The best of Tottering-by-Gently in Country Life

The arrival of Annie Tempest’s ‘Tottering-by-Gently’ cartoon strip in the Country Life office is as eagerly anticipated today as it was when the first one was published in January, 1994. Tottering Hall-the artist’s own family home, Broughton Hall, in North Yorkshire-and its owners Dicky and Daffy (Lord and Lady Tottering) have moved with the times remarkably well. They’ve upheld the finest traditions and the most perfect manners, yet have embraced the age of technology through their hoodied, texting grandchildren-well, almost.

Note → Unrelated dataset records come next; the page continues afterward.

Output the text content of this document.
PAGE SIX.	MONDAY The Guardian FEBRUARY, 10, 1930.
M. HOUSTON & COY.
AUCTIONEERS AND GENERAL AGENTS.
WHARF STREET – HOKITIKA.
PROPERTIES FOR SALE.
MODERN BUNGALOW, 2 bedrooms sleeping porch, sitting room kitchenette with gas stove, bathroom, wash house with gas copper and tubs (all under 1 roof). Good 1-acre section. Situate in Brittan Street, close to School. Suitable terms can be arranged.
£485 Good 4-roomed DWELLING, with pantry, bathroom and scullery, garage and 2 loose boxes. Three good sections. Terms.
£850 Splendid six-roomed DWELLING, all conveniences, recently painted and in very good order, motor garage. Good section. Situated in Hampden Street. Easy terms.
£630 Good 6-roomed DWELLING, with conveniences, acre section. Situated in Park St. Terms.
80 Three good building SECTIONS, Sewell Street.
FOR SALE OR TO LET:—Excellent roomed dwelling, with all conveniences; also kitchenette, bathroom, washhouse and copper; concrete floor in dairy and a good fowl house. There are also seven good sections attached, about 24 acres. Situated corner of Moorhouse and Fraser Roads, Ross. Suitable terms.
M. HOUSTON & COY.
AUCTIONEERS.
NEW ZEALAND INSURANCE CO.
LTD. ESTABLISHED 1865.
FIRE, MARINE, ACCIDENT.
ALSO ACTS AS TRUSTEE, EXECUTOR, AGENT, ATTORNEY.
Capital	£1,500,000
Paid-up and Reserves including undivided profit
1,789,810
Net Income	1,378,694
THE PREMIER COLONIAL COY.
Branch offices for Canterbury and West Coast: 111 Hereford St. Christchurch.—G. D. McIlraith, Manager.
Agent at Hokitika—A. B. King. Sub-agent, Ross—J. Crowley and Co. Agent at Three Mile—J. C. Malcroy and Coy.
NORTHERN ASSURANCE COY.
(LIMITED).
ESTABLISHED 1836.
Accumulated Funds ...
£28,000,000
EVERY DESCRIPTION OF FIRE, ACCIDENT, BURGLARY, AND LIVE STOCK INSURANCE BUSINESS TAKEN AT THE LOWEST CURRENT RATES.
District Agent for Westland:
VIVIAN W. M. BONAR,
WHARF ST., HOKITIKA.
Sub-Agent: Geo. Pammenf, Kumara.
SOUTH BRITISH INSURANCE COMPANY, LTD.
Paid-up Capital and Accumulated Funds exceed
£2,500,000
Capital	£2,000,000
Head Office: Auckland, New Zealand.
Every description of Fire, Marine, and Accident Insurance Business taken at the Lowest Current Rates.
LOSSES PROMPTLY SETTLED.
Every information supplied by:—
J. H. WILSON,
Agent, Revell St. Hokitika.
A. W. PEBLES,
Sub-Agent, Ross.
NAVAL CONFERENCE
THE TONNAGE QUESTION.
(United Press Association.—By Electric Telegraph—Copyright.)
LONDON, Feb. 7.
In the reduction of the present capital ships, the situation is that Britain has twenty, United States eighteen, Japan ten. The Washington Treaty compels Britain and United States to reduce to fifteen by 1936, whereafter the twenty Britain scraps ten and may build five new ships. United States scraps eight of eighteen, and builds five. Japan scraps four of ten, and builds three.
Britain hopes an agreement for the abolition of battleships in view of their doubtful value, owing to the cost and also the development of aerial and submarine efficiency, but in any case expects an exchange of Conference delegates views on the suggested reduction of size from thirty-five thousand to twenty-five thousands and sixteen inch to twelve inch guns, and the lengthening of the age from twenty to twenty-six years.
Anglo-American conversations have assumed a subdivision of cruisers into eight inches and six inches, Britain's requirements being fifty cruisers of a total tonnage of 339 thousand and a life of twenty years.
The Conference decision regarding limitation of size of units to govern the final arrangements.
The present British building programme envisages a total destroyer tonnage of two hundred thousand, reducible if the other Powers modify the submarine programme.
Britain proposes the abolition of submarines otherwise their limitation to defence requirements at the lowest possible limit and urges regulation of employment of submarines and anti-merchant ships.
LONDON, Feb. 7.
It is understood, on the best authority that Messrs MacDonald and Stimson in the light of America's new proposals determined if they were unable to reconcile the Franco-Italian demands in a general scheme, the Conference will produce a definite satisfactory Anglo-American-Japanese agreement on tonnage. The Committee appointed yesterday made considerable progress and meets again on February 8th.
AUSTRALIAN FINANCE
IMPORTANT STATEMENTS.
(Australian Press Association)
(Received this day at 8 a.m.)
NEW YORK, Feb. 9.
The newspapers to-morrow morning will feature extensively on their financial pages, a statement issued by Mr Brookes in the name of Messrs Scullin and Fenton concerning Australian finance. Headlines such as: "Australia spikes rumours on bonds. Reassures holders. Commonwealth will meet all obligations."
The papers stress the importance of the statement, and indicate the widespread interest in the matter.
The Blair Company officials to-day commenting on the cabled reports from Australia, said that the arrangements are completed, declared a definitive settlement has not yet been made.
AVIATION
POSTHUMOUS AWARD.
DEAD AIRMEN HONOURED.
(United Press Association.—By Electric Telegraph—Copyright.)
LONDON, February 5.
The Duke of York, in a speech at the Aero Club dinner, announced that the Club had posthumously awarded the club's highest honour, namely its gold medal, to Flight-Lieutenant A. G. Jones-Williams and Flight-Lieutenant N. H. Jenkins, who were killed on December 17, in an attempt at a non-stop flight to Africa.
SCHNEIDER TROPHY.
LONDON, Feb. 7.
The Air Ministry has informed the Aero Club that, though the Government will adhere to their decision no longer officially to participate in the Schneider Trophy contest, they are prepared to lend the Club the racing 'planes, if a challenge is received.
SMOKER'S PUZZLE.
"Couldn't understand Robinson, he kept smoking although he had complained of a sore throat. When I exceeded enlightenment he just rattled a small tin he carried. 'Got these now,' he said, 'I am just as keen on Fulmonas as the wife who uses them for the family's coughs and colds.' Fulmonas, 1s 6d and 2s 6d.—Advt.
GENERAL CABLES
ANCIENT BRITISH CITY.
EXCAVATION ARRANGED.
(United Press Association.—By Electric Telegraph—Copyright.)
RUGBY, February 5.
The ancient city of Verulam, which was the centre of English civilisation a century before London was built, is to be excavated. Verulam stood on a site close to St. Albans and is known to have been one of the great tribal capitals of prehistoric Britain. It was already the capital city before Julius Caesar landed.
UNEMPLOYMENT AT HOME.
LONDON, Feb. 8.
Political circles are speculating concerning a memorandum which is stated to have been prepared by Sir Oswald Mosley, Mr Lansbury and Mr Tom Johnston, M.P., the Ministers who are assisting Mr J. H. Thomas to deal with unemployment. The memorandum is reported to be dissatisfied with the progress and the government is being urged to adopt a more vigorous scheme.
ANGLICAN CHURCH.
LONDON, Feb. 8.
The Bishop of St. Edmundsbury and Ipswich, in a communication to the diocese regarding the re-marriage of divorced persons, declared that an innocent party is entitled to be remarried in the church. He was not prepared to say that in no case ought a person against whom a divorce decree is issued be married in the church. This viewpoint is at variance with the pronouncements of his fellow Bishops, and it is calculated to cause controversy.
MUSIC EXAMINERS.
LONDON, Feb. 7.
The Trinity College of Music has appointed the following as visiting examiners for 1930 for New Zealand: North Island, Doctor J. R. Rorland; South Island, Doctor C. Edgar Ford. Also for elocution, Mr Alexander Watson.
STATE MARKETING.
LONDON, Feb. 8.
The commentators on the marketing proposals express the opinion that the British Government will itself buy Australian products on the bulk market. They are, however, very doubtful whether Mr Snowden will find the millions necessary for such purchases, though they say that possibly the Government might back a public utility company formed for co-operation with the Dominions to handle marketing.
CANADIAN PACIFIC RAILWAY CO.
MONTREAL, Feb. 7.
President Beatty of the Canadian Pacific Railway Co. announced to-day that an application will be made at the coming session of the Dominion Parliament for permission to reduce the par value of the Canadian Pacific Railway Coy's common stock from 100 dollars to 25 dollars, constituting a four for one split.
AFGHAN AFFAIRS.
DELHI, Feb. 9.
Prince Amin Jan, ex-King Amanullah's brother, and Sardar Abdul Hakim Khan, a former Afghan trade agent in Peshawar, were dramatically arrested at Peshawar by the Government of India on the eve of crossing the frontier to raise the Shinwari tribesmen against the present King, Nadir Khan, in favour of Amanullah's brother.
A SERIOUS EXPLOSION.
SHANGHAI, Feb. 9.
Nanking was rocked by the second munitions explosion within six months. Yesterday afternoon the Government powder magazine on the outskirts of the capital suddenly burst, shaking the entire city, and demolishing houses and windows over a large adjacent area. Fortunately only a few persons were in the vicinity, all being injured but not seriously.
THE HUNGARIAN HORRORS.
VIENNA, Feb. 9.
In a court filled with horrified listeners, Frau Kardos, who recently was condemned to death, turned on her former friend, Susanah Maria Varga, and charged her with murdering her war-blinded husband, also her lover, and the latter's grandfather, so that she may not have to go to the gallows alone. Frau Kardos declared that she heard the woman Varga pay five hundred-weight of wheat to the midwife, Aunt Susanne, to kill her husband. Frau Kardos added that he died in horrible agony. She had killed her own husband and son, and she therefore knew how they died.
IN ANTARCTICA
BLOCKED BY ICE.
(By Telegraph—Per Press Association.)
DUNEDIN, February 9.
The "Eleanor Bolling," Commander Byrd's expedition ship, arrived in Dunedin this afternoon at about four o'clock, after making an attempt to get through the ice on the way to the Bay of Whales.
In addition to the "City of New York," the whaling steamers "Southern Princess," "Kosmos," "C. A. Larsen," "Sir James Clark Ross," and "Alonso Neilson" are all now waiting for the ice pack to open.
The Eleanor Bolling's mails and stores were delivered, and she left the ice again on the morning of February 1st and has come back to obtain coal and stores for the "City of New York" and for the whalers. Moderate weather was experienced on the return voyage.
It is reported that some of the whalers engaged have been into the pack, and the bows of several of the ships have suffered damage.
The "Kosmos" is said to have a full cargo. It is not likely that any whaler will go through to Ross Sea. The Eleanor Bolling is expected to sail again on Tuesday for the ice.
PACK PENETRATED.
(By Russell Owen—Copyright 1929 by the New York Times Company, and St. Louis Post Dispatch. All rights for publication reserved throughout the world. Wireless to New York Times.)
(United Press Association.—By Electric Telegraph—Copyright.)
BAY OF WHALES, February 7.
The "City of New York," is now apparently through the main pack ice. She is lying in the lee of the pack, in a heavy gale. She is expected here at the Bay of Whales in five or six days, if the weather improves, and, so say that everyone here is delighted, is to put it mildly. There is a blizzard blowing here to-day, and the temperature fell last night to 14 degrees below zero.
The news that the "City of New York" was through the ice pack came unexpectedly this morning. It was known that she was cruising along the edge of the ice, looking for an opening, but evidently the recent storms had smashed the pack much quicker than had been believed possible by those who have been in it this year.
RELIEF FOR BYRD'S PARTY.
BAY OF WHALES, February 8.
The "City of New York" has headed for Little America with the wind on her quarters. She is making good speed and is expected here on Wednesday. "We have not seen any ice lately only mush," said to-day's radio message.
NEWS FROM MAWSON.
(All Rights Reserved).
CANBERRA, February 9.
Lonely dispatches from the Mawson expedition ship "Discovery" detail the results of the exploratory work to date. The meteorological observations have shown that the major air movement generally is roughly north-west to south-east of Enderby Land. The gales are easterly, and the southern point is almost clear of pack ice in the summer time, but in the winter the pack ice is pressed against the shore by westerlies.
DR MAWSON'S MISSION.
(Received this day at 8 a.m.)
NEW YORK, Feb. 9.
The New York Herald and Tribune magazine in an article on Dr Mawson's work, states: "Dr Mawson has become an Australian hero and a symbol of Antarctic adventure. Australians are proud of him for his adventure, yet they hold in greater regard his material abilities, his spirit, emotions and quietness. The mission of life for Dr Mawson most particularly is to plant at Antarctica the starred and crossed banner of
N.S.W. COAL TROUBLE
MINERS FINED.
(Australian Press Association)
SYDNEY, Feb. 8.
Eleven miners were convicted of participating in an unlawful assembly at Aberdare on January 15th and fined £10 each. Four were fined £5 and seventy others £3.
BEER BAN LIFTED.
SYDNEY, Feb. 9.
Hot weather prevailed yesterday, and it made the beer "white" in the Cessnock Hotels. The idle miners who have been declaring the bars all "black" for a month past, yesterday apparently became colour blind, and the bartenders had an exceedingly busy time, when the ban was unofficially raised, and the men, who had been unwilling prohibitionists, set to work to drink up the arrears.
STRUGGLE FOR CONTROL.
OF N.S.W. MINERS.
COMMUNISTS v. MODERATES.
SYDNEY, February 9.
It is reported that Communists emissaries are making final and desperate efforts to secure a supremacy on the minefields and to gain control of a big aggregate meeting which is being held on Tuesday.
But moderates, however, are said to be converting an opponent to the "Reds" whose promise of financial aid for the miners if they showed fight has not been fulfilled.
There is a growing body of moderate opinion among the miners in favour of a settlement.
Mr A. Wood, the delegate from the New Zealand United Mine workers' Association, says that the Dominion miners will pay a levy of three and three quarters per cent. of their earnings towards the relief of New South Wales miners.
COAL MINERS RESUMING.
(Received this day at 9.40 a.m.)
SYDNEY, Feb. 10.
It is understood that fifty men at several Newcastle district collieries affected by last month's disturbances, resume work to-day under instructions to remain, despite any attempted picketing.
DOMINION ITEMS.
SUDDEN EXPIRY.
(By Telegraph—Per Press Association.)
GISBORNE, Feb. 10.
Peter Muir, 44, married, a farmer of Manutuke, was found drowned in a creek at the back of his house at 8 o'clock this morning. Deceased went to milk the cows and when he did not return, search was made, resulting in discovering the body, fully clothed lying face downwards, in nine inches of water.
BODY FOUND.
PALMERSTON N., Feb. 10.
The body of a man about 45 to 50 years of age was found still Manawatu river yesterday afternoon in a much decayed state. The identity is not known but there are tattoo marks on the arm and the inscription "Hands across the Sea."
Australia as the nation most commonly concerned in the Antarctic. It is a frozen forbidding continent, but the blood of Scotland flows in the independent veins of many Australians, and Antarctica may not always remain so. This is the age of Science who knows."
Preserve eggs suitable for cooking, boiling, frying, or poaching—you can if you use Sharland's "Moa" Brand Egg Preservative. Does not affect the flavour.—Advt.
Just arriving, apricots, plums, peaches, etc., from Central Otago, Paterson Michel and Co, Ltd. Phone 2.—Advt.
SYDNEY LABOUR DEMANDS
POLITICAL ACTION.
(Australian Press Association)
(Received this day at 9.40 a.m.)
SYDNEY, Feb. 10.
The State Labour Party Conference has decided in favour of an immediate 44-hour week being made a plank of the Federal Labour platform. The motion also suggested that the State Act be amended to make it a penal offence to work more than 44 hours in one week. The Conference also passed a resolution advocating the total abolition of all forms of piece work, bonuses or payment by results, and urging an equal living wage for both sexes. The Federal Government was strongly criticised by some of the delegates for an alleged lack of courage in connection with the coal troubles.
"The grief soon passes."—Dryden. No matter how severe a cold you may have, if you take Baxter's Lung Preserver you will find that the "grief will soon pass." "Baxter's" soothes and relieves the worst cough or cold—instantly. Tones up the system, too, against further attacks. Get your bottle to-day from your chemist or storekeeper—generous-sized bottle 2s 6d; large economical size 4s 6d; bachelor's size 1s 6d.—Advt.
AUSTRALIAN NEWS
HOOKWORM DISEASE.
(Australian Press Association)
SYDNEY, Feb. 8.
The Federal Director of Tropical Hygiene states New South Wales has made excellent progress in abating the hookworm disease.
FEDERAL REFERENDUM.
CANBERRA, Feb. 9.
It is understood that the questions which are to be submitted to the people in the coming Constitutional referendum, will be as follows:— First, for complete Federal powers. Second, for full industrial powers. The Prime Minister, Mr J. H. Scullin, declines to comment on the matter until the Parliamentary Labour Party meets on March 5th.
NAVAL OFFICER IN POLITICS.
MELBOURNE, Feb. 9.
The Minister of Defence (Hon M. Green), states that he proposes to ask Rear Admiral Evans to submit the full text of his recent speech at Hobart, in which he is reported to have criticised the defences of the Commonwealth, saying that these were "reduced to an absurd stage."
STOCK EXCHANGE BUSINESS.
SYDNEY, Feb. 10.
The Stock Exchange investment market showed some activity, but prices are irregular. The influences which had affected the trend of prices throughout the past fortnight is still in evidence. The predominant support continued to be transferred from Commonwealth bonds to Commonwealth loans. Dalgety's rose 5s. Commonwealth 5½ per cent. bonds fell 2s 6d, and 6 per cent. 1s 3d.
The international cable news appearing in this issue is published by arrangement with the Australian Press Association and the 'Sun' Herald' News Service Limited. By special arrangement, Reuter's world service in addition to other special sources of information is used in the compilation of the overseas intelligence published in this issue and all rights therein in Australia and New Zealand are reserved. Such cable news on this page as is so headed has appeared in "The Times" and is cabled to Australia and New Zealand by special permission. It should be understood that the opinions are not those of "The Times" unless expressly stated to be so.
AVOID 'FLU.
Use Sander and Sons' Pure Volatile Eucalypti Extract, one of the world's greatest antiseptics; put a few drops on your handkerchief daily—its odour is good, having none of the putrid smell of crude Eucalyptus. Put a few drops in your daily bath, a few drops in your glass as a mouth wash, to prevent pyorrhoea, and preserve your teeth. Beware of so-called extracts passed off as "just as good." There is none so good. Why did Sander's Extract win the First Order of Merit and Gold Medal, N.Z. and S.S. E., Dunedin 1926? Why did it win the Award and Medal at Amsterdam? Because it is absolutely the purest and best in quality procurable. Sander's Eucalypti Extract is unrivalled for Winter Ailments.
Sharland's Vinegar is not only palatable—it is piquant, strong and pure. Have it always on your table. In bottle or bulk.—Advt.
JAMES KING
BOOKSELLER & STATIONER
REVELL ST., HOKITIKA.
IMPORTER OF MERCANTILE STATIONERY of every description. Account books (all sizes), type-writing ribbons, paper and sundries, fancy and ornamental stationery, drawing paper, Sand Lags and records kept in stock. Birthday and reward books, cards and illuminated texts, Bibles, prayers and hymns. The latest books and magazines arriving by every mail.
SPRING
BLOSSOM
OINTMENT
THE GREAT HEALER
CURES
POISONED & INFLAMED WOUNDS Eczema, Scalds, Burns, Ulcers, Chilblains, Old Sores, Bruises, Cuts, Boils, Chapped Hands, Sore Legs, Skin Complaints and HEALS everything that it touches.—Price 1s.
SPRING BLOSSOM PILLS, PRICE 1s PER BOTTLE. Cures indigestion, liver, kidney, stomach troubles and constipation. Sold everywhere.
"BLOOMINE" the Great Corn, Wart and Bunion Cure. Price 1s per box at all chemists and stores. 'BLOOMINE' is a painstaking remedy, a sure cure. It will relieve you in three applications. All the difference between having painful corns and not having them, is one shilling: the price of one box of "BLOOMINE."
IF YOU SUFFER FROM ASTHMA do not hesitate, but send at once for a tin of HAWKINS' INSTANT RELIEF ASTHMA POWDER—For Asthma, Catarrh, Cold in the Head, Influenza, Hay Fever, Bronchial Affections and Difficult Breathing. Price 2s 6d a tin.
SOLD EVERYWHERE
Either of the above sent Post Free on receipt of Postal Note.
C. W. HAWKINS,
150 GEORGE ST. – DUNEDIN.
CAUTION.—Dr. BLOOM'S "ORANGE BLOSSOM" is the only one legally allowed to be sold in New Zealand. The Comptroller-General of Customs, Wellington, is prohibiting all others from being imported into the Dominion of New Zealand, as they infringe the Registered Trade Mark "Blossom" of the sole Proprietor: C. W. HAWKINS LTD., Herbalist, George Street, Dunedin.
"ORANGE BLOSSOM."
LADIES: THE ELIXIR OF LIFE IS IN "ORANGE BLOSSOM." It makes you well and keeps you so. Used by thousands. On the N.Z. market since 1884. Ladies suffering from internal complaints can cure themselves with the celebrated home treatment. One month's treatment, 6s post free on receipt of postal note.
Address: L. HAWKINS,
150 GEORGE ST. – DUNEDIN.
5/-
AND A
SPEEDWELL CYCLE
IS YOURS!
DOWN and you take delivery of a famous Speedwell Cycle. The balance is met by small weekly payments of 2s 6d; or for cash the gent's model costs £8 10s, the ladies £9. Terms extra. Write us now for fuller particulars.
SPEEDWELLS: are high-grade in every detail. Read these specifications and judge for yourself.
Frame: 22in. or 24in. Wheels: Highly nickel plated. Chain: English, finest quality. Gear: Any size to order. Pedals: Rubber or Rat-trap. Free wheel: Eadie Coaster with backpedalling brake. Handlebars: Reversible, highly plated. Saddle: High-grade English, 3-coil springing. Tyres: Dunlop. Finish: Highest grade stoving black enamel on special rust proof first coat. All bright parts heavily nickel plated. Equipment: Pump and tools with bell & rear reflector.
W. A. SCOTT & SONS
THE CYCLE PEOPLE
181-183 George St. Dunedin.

The good-humoured Dicky (based on Miss Tempest’s father) remains the ultimate gentleman, occasionally baffled by the distaff side’s thought processes. Daffy continues to dispense her singular brand of irrefutable logic: that there is no ill that can’t be cured by downtime with a labrador, a herbaceous border, and a gin and tonic. (Her true alter ego, a late neighbour in East Anglia, will be revealed in a new book out this autumn: Tottering-by-Gently: The First 20 Years).

Tottering was created for Country Life and its arrival coincided with the end of an era for Miss Tempest’s Daily Mail strip, ‘The Yuppies’, and her move to the country and having babies. ‘I wanted a social canvas that would never run out,’ she explains.